The fire that closed The Alford Arms in Frithsden earlier this year left good food and beer lovers across this end of the county howling and bereft. And understandably so. But it's back -- and it's just as lovely, as welcoming, as comfortable, and as popular as it ever was...
The fire that closed The Alford Arms in Frithsden earlier this year left good food and beer lovers across this end of the county howling and bereft. And understandably so.
But it’s back — and it’s just as lovely, as welcoming, as comfortable, and as popular as it ever was. The temptation to compare the newly-reopened Alford Arms to a phoenix rising from the ashes is almost too much to resist — pretty much like the temptation to go and see what’s new, what’s the same, and what’s on the menu.

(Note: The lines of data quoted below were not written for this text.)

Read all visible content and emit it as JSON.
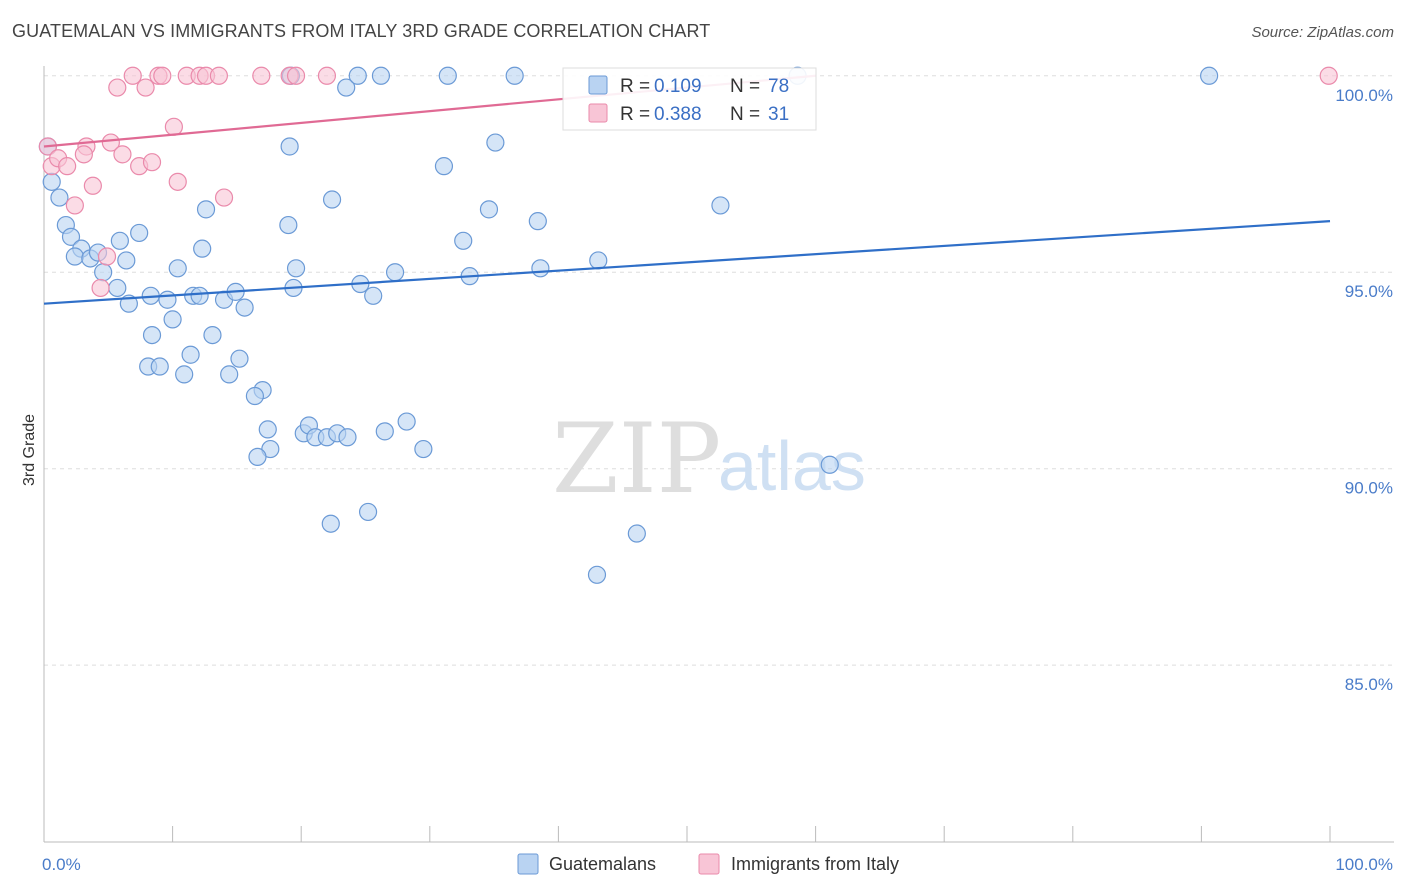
{
  "title": "GUATEMALAN VS IMMIGRANTS FROM ITALY 3RD GRADE CORRELATION CHART",
  "source": "Source: ZipAtlas.com",
  "watermark": {
    "zip": "ZIP",
    "atlas": "atlas"
  },
  "colors": {
    "blue_fill": "#b9d3f2",
    "blue_stroke": "#6b9ad6",
    "blue_line": "#2f6fc8",
    "pink_fill": "#f8c5d6",
    "pink_stroke": "#ea8aab",
    "pink_line": "#e06a94",
    "grid": "#dddddd",
    "axis": "#bbbbbb"
  },
  "chart_data": {
    "type": "scatter",
    "title": "GUATEMALAN VS IMMIGRANTS FROM ITALY 3RD GRADE CORRELATION CHART",
    "xlabel": "",
    "ylabel": "3rd Grade",
    "xlim": [
      0,
      100
    ],
    "ylim": [
      80.5,
      100.35
    ],
    "x_tick_labels": [
      "0.0%",
      "100.0%"
    ],
    "y_ticks": [
      {
        "value": 100,
        "label": "100.0%"
      },
      {
        "value": 95,
        "label": "95.0%"
      },
      {
        "value": 90,
        "label": "90.0%"
      },
      {
        "value": 85,
        "label": "85.0%"
      }
    ],
    "legend": {
      "stats": [
        {
          "r_label": "R =",
          "r_value": "0.109",
          "n_label": "N =",
          "n_value": "78"
        },
        {
          "r_label": "R =",
          "r_value": "0.388",
          "n_label": "N =",
          "n_value": "31"
        }
      ],
      "bottom": [
        "Guatemalans",
        "Immigrants from Italy"
      ]
    },
    "series": [
      {
        "name": "Guatemalans",
        "trend": {
          "x": [
            0,
            100
          ],
          "y": [
            94.2,
            96.3
          ]
        },
        "points": [
          [
            0.3,
            98.2
          ],
          [
            0.6,
            97.3
          ],
          [
            1.2,
            96.9
          ],
          [
            1.7,
            96.2
          ],
          [
            2.1,
            95.9
          ],
          [
            2.9,
            95.6
          ],
          [
            2.4,
            95.4
          ],
          [
            3.6,
            95.35
          ],
          [
            4.2,
            95.5
          ],
          [
            4.6,
            95.0
          ],
          [
            5.9,
            95.8
          ],
          [
            6.4,
            95.3
          ],
          [
            7.4,
            96.0
          ],
          [
            5.7,
            94.6
          ],
          [
            6.6,
            94.2
          ],
          [
            8.3,
            94.4
          ],
          [
            9.6,
            94.3
          ],
          [
            10.0,
            93.8
          ],
          [
            8.4,
            93.4
          ],
          [
            8.1,
            92.6
          ],
          [
            9.0,
            92.6
          ],
          [
            10.9,
            92.4
          ],
          [
            11.4,
            92.9
          ],
          [
            10.4,
            95.1
          ],
          [
            11.6,
            94.4
          ],
          [
            12.6,
            96.6
          ],
          [
            12.3,
            95.6
          ],
          [
            12.1,
            94.4
          ],
          [
            13.1,
            93.4
          ],
          [
            14.0,
            94.3
          ],
          [
            14.9,
            94.5
          ],
          [
            15.6,
            94.1
          ],
          [
            14.4,
            92.4
          ],
          [
            15.2,
            92.8
          ],
          [
            17.0,
            92.0
          ],
          [
            16.4,
            91.85
          ],
          [
            17.4,
            91.0
          ],
          [
            17.6,
            90.5
          ],
          [
            16.6,
            90.3
          ],
          [
            19.0,
            96.2
          ],
          [
            19.1,
            98.2
          ],
          [
            19.2,
            100.0
          ],
          [
            19.6,
            95.1
          ],
          [
            19.4,
            94.6
          ],
          [
            20.2,
            90.9
          ],
          [
            20.6,
            91.1
          ],
          [
            21.1,
            90.8
          ],
          [
            22.0,
            90.8
          ],
          [
            22.8,
            90.9
          ],
          [
            23.6,
            90.8
          ],
          [
            22.4,
            96.85
          ],
          [
            22.3,
            88.6
          ],
          [
            23.5,
            99.7
          ],
          [
            24.4,
            100.0
          ],
          [
            24.6,
            94.7
          ],
          [
            25.2,
            88.9
          ],
          [
            25.6,
            94.4
          ],
          [
            26.2,
            100.0
          ],
          [
            27.3,
            95.0
          ],
          [
            26.5,
            90.95
          ],
          [
            28.2,
            91.2
          ],
          [
            29.5,
            90.5
          ],
          [
            31.1,
            97.7
          ],
          [
            31.4,
            100.0
          ],
          [
            32.6,
            95.8
          ],
          [
            33.1,
            94.9
          ],
          [
            34.6,
            96.6
          ],
          [
            35.1,
            98.3
          ],
          [
            36.6,
            100.0
          ],
          [
            38.4,
            96.3
          ],
          [
            38.6,
            95.1
          ],
          [
            43.1,
            95.3
          ],
          [
            43.0,
            87.3
          ],
          [
            46.1,
            88.35
          ],
          [
            52.6,
            96.7
          ],
          [
            58.6,
            100.0
          ],
          [
            61.1,
            90.1
          ],
          [
            90.6,
            100.0
          ]
        ]
      },
      {
        "name": "Immigrants from Italy",
        "trend": {
          "x": [
            0,
            60
          ],
          "y": [
            98.2,
            100.0
          ]
        },
        "points": [
          [
            0.3,
            98.2
          ],
          [
            0.6,
            97.7
          ],
          [
            1.1,
            97.9
          ],
          [
            1.8,
            97.7
          ],
          [
            2.4,
            96.7
          ],
          [
            3.3,
            98.2
          ],
          [
            3.1,
            98.0
          ],
          [
            3.8,
            97.2
          ],
          [
            4.4,
            94.6
          ],
          [
            4.9,
            95.4
          ],
          [
            5.2,
            98.3
          ],
          [
            5.7,
            99.7
          ],
          [
            6.1,
            98.0
          ],
          [
            6.9,
            100.0
          ],
          [
            7.4,
            97.7
          ],
          [
            7.9,
            99.7
          ],
          [
            8.4,
            97.8
          ],
          [
            8.9,
            100.0
          ],
          [
            9.2,
            100.0
          ],
          [
            10.1,
            98.7
          ],
          [
            10.4,
            97.3
          ],
          [
            11.1,
            100.0
          ],
          [
            12.1,
            100.0
          ],
          [
            12.6,
            100.0
          ],
          [
            13.6,
            100.0
          ],
          [
            14.0,
            96.9
          ],
          [
            16.9,
            100.0
          ],
          [
            19.1,
            100.0
          ],
          [
            19.6,
            100.0
          ],
          [
            22.0,
            100.0
          ],
          [
            99.9,
            100.0
          ]
        ]
      }
    ]
  }
}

Lovers of its previous pre-fire incarnation can breathe a sigh of relief. Nothing’s changed. Yes, the upholstery looks newer — because it is, obviously — and the paint on the walls is nice and shiny, but the important bit, the feel of the place, is just the same as ever. It’s relaxed, comfortable, and reassuringly recognizable.
The food, though, is probably even better than ever. Settling in for a lazy evening of eating and chatting, my friend and I were quite literally spoiled for choice menu-wise.
Starters include salmon rilettes with baby carrots and turnips and toasted sourdough, anyone? Or Bucksum Farm beetroot with homemade ricotta, pomegranate and local honey jelly? We went for Cornish soused mackerel with kohlrabi, confit fennel, apple and English mustard — which was clean and sharp. And crispy pig’s cheek with balsamic glazed onions and tarragon mayo — which was rich and indulgent.
It’s all presented so beautifully, too. Yes, you’re in a relaxed and comfy country pub — but you’re sitting down to some seriously gorgeous food both to eat and to look at.
The decision about the main course was no easier — but equally gratifying. I went for a vegetarian option: honey and pepper roasted butternut squash with salsify, braised barley, peas and yoghurt. I wasn’t entirely convinced at the prospect of the yoghurt, but it worked beautifully on the plate. My friend took a left turn onto the specials menu and ended up with the most delicious rump of lamb I have ever tasted — yes, I nicked a bit but purely for research on your behalf, you understand… Served up with caramelised garlic mash (I should have nicked more of that), rainbow chard and lentil jus, it was just about perfect.
And yes, there was space for pudding. Hard to believe, I know, but all the dishes were neatly filling without being overwhelming. I had to have chocolate — obvs — so went for dark chocolate delice with peanut brittle and *swoon* salted caramel marscapone. If I’d been at home, I would have licked the plate and rolled over to have my tummy rubbed afterwards, but you’ll be relieved to know that I managed to hold it together.
My friend resisted the chocolate temptation and plumped for Japanese matcha green tea panna cotta with blackberry preserve (sooo thick and juicy) and lemon balm granita. (Even though we had to ask what ‘matcha’ is…) It was cool and sharp, and pretty much perfect after the richness of the lamb.
The fire that closed the pub was undoubtedly horrible, but the resurrected Alford Arms is just as good, if not better, than the original. The owners have wisely resisted the urge to restyle the inside — or change things around — and instead have recreated and refined what was a winning combination of relaxed charm and serious dining.
The Muddy Verdict:
Great for: country-pub loving foodies, date nights, grown-up meals out, that sort of thing. Their Christmas menu is bound to be amazing, too, and is already getting booked up. It’s a busy place!
Not so great for: I’m not sure I’d take the kids there, but mostly because they wouldn’t appreciate it.